Surfergirl

Anchor Adrift

Chris Matthews free-associates at the opening of the Clinton Library.

The best part of the opening ceremony at the Clinton Presidential Library was watching MSNBC’s Chris Matthews kill time.  I’ve finally figured out the secret of Matthews’ weirdly hypnotic charm: he’s more comfortable free-associating on TV than most people are on their analyst’s couch, so the duller the event he’s covering, the further out he gets. As the guests arrived to take their seats in the icy rain, Matthews battled his worst enemy – silence – with some of his usual libidinally charged ramblings: “Boy, that Tipper Gore is a good-looking woman. I’m sorry, I’d like to offer that commentary.”  During the “Star Spangled Banner,” Matthews mused aloud about the inherent unsingability of our national anthem – a point everyone secretly agrees on, but how many news anchors would say it on the air? Best of all, though, were his memories of bygone meetings of a Washington social club for presidential speechwriters, “back in the days when people used to drink.” Later, Pat Buchanan, Matthews’ fellow member in that club, predicted a grim future for Bill Clinton: “Twenty years of basically just sort of fading away.” Matthews objected to this scenario: “You have him just going from watering hole to watering hole, gaining weight.” Perhaps Matthews’ sympathy for Clinton (which was evident throughout the broadcast) springs from the fact that the two men have a lot in common; both are blustery, hyperintelligent Irish-Americans with poor impulse control and a seemingly endless appetite for political trivia. Tonight’s Hardball will focus on the library and what it means for Clinton’s presidential legacy; the very dullness of the topic guarantees that the host’s fevered imagination should be in top form.

Tuesday, Nov. 16, 2004

President Bush loves to talk about the 19-year-old Afghan woman who was the first to cast a vote in October’s presidential election. In the last few weeks before the election, he could hardly mount the podium without getting dewy-eyed over the thought of this spunky, once-veiled young lady casting her vote, not just for the candidate of her choice, but for Western-style democracy. What the president neglects to mention (besides the fact that the  election was widely regarded as troubled and fraudulent) is that the  girl in question, Moqadasa Sidiqi, voted absentee. A refugee from Afghanistan’s two decades of war, she has been living in Islamabad, Pakistan’s capital city, since her family emigrated there twelve years ago. In an interview after voting, she said she had voted for peace in the hope that her country would one day be safe enough for her family to return.
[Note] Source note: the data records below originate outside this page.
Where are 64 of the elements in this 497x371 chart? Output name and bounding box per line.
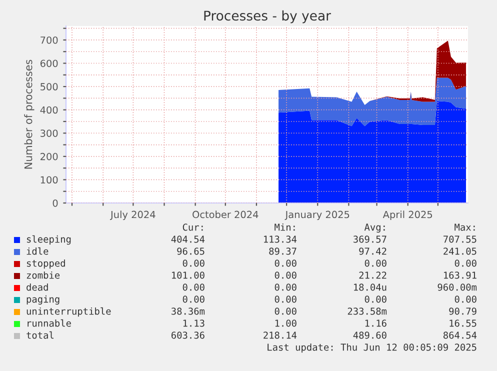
y-tick-label: 0 — [52, 199, 58, 207]
text: 1.13 — [183, 320, 204, 327]
text: 0.00 — [274, 284, 296, 291]
text: Last update: Thu Jun 12 00:05:09 2025 — [268, 343, 476, 353]
text: 233.58m — [348, 308, 387, 315]
y-tick-label: 700 — [40, 36, 58, 44]
text: 21.22 — [359, 272, 386, 279]
y-axis-title: Number of processes — [24, 60, 34, 169]
legend-label: sleeping — [26, 235, 71, 245]
legend-label: stopped — [26, 259, 65, 269]
text: 18.04u — [354, 284, 386, 291]
y-tick-label: 300 — [40, 130, 58, 137]
text: 404.54 — [171, 236, 205, 243]
legend-label: zombie — [26, 271, 60, 279]
y-tick-label: 100 — [40, 176, 58, 184]
text: 218.14 — [264, 332, 297, 339]
text: 0.00 — [364, 260, 386, 267]
text: 0.00 — [274, 308, 296, 315]
text: 113.34 — [264, 236, 297, 243]
legend-label: dead — [26, 283, 48, 291]
y-tick-label: 500 — [40, 83, 58, 90]
text: 0.00 — [364, 296, 386, 303]
text: 0.00 — [182, 260, 204, 267]
text: 707.55 — [444, 236, 476, 243]
text: 241.05 — [444, 248, 476, 255]
text: 489.60 — [353, 332, 386, 339]
text: 0.00 — [182, 296, 204, 303]
text: 603.36 — [172, 332, 204, 339]
text: 38.36m — [172, 308, 205, 315]
text: 0.00 — [274, 260, 296, 267]
y-tick-label: 600 — [40, 60, 58, 68]
y-tick-label: 200 — [40, 152, 58, 160]
text: 1.16 — [365, 320, 386, 327]
text: Avg: — [364, 224, 385, 233]
legend-label: idle — [26, 247, 48, 255]
chart-title: Processes - by year — [204, 10, 331, 24]
legend-label: paging — [26, 295, 60, 305]
text: 90.79 — [449, 308, 476, 315]
text: 0.00 — [182, 284, 204, 291]
text: 163.91 — [444, 272, 476, 279]
text: Min: — [274, 223, 295, 231]
y-tick-label: 400 — [40, 106, 58, 114]
x-tick-label: April 2025 — [382, 210, 432, 220]
text: 101.00 — [172, 272, 204, 279]
text: 960.00m — [438, 284, 477, 291]
text: 0.00 — [454, 296, 476, 303]
text: 96.65 — [177, 248, 204, 255]
legend-label: total — [26, 331, 54, 339]
text: 0.00 — [454, 260, 476, 267]
text: 89.37 — [269, 248, 296, 255]
text: 16.55 — [450, 320, 476, 327]
legend-label: runnable — [28, 319, 71, 327]
text: 1.00 — [275, 320, 296, 327]
text: 864.54 — [443, 332, 477, 339]
text: Max: — [454, 224, 475, 231]
text: 0.00 — [274, 272, 296, 279]
text: 369.57 — [354, 236, 386, 243]
text: 97.42 — [359, 248, 386, 255]
x-tick-label: October 2024 — [192, 210, 258, 218]
legend-label: uninterruptible — [26, 307, 111, 317]
text: Cur: — [182, 224, 203, 231]
text: 0.00 — [274, 296, 296, 303]
x-tick-label: July 2024 — [110, 210, 156, 220]
x-tick-label: January 2025 — [284, 210, 350, 220]
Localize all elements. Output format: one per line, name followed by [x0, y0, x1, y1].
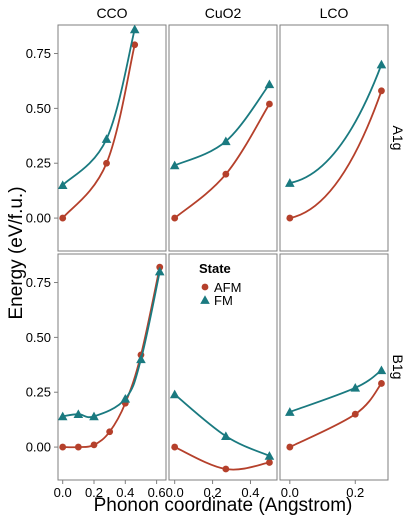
- data-point-fm: [285, 178, 295, 187]
- data-point-afm: [171, 214, 179, 222]
- data-point-fm: [154, 266, 165, 276]
- x-tick-label: 0.2: [204, 485, 222, 500]
- data-point-afm: [106, 428, 114, 436]
- panels-layer: [57, 24, 389, 481]
- facet-strips-layer: CCO CuO2 LCO A1g B1g: [96, 5, 406, 379]
- data-point-fm: [136, 354, 146, 364]
- data-point-afm: [266, 100, 273, 108]
- data-point-afm: [74, 443, 82, 451]
- facet-label-lco: LCO: [320, 5, 349, 21]
- y-tick-label: 0.00: [26, 440, 51, 455]
- data-point-afm: [222, 170, 230, 178]
- data-point-afm: [103, 159, 110, 167]
- panel-cco-b1g: [57, 253, 167, 481]
- x-tick-label: 0.4: [116, 485, 134, 500]
- data-point-fm: [221, 136, 231, 146]
- panel-plot-area: [58, 263, 165, 451]
- y-tick-label: 0.00: [26, 211, 51, 226]
- data-point-afm: [378, 87, 385, 95]
- x-tick-label: 0.4: [241, 485, 259, 500]
- series-line-fm: [288, 63, 383, 184]
- y-tick-label: 0.75: [26, 275, 51, 290]
- facet-label-a1g: A1g: [390, 126, 406, 151]
- panel-cco-a1g: [57, 24, 167, 252]
- data-point-fm: [120, 394, 131, 403]
- x-tick-label: 0.2: [85, 485, 103, 500]
- y-tick-label: 0.75: [26, 46, 51, 61]
- panel-frame: [57, 24, 167, 252]
- panel-plot-area: [169, 389, 275, 473]
- panel-lco-b1g: [279, 253, 389, 481]
- legend-item-afm: AFM: [199, 280, 241, 295]
- data-point-fm: [58, 180, 68, 190]
- legend-label-afm: AFM: [214, 280, 241, 295]
- data-point-fm: [350, 383, 361, 392]
- data-point-fm: [101, 134, 112, 143]
- data-point-fm: [129, 25, 140, 34]
- data-point-afm: [59, 214, 67, 222]
- panel-frame: [57, 253, 167, 481]
- data-point-fm: [264, 79, 275, 89]
- panel-frame: [168, 24, 278, 252]
- data-point-afm: [222, 465, 230, 473]
- panel-cuo2-b1g: [168, 253, 278, 481]
- data-point-fm: [376, 365, 387, 375]
- y-axis-title: Energy (eV/f.u.): [6, 186, 27, 319]
- data-point-fm: [221, 431, 231, 440]
- data-point-afm: [59, 443, 67, 451]
- panel-plot-area: [169, 79, 275, 222]
- data-point-afm: [131, 41, 139, 49]
- x-tick-label: 0.2: [346, 485, 364, 500]
- panel-frame: [279, 253, 389, 481]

Afghanistan Unveiled, a one-hour documentary which will premiere this week on PBS (check local listings for airtimes), provides a glimpse of the complexities of life in Afghanistan for the  less fortunate women who actually live there now. The film is both by and about Afghan women: fourteen young Afghans were trained in videojournalism before going on a tour of the country with the French journalist Brigitte Brault. In their travels, they interview women from four different parts of Afghanistan. An old woman named Zainab, a member of the dirt-poor Haraza ethnicity, speaks so eloquently of her people’s ethnic cleansing under the Taliban that you can hear the filmmaker weeping behind her video camera (if you can stifle your own sniffles long enough.) Then, just when you’re feeling righteous about having chased those Taliban sons-of-bitches from power, a young mother in the city of Herat tells of losing her brand-new husband and his brother to collateral damage from US bombings in the fall of 2002. In the end, one comes away with the impression that the Afghan people, still reeling from two decades of war and occupation, are simply relieved to have a break from the bombing. For most of the shell-shocked, malnourished interviewees, the right to vote seems several notches down the priority list.

In the traditional city of Herat, a merchant complains that since the rout of the Taliban, his brisk business in chadris, the head-to-toe coverings worn by women, has fallen off. The interviewer herself, wearing only a light headscarf, then gets into an argument with a group of men in the street about whether or not the wearing of the chadri is prescribed by the Koran; of course it is, they assure her, but the young woman contradicts them: “No, that is not true. Any person who says that is ignorant beyond comprehension.” I have no idea which interpretation is correct, but the irreconcilable terms of this argument – conservative dogmatism versus progressive disdain – can’t help but recall the debates raging in this country around our own divisive social issues of religion and gender. I guess democracy really has arrived in Afghanistan after all. … 3:12 p.m.